Some of the younger concertgoers are not too far removed from the prison-jumpsuit-wearing local kids who line the stage for “Another Brick in the Wall (Part 2),” a multi-cultural group who eventually rip off their orange vestments to reveal T-shirts that read “resist.” “The Last Refugee” gives voice to one of Waters’ latest topical concerns, augmented in aching if ineffectual fashion by live-action sequences. If he never gets us feeling the same level of sadness and anger over the ongoing worldwide refugee crisis, it’s not for lack of trying. In his matching black T-shirt and jeans, Waters still cuts an authoritative yet hip figure, the coolest grandpa ever. While his voice has never been one of pure velocity and clean lines like Freddie Mercury’s, it’s still in very fine form, his cracked and battle-scared warble conveying authenticity and righteous fury. And make no mistake, for a man championing peace, he sure sounds furious.
The film’s highlight is a blistering multi-song reaction to Trump starting with “Picture That” (“picture a leader with no f—ing brains”) from the new album, followed later by the one-two punch of “Pigs (Three Different Ones)” from “Animals” and “Money” from “The Dark Side of the Moon.” Here, editor Katharine McQuerrey works with the music and the stage visuals (including billboard-sized Trump quotes and Pink Floyd’s legendary floating pig) to devastating effect, giving the film the political charge we’ve been waiting for. It obliterates any nagging worry that the 156-show tour is merely trading on Water’s past glories like so many other rockers of a certain age taken to running wheezy laps around the nostalgia track.

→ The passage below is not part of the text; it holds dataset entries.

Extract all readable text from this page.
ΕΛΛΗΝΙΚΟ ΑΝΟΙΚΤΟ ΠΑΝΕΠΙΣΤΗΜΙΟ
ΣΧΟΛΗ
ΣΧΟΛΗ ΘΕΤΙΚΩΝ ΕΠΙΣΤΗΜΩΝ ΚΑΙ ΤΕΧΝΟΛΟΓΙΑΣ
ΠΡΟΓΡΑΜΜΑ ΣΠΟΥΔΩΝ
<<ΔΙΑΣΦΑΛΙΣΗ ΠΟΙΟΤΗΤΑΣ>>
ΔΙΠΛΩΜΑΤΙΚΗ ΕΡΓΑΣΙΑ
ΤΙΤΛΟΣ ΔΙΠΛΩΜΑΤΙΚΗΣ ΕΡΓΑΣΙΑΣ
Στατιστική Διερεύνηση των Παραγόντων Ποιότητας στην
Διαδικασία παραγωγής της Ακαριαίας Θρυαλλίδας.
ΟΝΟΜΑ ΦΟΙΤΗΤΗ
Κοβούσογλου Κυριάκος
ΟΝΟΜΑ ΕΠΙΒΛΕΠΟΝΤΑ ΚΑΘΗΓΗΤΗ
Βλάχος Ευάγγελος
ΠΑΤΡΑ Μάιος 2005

Any Roger Waters arena concert is an unparalleled spectacle, and while DP Brett Turnbull’s coverage of the band onstage breaks no new ground, the crushed blacks add a dark and provocative edge. The stage includes a 94-foot wide LED screen, and about halfway through the concert, a giant metal grid and 16 moving screens descend from the roof. Seen live, it was presumably an awe-inspiring contribution to the evening’s overall effect, an epic vision that Turnbull’s arena-encompassing wide shots can suggest but never fully convey.

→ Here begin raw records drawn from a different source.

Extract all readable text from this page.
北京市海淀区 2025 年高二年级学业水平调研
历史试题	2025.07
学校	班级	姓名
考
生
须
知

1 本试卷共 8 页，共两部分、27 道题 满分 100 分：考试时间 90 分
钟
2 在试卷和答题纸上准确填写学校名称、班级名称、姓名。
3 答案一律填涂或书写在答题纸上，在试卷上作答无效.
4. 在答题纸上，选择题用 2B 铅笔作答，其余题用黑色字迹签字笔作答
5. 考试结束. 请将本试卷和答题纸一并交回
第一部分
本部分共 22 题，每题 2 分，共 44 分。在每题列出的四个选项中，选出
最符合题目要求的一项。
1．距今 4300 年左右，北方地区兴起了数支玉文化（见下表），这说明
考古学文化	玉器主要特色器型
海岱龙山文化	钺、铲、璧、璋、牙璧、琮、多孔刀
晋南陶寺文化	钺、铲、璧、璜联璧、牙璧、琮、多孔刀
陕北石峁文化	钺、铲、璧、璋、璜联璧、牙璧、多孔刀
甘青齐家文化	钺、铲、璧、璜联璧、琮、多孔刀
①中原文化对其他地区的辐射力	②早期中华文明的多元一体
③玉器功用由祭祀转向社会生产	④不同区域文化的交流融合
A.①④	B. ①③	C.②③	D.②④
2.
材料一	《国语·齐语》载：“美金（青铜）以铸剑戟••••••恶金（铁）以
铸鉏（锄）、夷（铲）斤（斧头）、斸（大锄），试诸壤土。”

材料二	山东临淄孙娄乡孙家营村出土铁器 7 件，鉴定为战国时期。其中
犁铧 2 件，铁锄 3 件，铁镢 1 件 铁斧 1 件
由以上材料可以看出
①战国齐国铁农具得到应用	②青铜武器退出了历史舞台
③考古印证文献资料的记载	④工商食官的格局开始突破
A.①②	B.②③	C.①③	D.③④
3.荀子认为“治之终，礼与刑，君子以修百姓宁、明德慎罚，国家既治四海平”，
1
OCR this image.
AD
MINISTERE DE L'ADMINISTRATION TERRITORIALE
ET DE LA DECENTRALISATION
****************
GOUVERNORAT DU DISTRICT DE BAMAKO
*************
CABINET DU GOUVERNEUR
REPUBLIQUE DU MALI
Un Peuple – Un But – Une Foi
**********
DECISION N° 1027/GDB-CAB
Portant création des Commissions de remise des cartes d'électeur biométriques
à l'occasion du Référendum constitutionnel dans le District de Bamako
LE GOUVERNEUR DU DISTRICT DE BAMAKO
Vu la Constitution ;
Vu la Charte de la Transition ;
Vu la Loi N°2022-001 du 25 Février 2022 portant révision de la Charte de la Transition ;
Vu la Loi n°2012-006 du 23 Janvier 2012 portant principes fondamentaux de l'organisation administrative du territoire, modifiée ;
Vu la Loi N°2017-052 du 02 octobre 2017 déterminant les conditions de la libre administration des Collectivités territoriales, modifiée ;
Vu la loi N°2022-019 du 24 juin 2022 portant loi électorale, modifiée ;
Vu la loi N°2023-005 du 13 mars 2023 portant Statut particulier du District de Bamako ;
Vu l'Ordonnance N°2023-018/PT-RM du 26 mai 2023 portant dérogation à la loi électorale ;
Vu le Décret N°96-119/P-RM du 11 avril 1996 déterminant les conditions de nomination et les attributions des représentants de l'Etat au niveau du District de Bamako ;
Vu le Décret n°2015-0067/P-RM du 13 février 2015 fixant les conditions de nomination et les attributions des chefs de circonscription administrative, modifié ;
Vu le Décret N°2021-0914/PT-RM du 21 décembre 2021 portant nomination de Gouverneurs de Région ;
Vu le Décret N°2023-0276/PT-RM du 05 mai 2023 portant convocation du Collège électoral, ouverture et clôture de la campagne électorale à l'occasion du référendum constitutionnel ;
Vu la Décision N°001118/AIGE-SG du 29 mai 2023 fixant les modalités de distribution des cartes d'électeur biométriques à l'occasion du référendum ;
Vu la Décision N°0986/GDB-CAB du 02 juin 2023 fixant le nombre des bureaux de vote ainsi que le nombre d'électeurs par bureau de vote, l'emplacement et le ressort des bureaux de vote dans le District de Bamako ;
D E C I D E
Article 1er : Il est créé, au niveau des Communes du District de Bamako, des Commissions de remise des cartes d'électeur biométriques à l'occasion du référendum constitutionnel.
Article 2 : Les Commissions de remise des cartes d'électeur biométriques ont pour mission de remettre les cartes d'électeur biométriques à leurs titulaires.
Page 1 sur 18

The movie’s title is adapted from the “Dark Side” track “Us and Them.” Replacing the “and” with a plus sign makes the point that if humanity is going to survive the only way forward is together. It’s a notion that he’s taken to controversial extremes in recent years having repeatedly and unrepentantly stepped on the age’s geopolitical third rail: the Israeli-Palestinian conflict. “Us + Them,” both film and concert, ends with a spoken-word plea for justice for “our brothers and sisters in Palestine” who, in Waters’ telling, live under Israel’s deeply repressive apartheid regime.

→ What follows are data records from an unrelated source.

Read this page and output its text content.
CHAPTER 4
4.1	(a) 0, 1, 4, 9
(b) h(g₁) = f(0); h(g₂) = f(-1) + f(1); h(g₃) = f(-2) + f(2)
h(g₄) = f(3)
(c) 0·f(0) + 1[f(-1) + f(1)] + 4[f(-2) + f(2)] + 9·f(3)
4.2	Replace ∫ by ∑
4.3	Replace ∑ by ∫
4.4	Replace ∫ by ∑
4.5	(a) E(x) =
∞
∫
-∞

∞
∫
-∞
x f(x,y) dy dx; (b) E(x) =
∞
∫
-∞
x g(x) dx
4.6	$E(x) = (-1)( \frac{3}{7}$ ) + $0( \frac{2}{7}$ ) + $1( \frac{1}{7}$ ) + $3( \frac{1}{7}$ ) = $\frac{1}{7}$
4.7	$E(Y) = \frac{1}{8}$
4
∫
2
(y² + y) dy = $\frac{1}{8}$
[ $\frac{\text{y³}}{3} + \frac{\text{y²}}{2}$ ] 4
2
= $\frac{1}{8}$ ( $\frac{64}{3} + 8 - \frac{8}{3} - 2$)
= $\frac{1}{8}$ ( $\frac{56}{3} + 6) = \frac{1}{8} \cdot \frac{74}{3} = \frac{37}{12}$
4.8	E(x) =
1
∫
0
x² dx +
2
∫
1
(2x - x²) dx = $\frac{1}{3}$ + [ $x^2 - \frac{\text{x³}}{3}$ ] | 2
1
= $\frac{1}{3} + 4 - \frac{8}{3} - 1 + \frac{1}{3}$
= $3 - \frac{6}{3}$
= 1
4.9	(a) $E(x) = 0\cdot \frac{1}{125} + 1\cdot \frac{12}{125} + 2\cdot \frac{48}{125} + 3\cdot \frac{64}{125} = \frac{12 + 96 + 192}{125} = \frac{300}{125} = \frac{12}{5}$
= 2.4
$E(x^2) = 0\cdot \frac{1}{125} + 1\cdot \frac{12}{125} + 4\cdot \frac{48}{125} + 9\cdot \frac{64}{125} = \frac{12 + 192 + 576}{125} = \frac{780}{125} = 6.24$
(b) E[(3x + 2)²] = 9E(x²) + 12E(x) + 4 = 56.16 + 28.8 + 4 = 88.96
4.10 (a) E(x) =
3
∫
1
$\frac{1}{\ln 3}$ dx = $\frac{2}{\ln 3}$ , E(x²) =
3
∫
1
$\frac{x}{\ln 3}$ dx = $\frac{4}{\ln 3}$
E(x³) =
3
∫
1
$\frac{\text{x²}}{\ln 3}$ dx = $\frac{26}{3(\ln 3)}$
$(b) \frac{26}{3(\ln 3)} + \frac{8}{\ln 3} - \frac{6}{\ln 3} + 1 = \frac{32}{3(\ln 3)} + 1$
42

In today’s politically polarized culture, criticizing both Trump and Israel risks leaving a whole lot of money on the table in terms of concert revenue and DVD and streaming sales. But this is “Us + Them’s” primary achievement, one that should not be blithely dismissed in this PC era: Although Waters is sometimes aggravating and occasionally trouble-making, he is, to repurpose a lyric from “Breathe,” not afraid to care. “Hanging on in quiet desperation is the English way,” sings the band’s David Gilmour stand-in, guitarist Jonathan Wilson, in the Pink Floyd classic “Time.” It is not, thank goodness, Roger Waters’ way.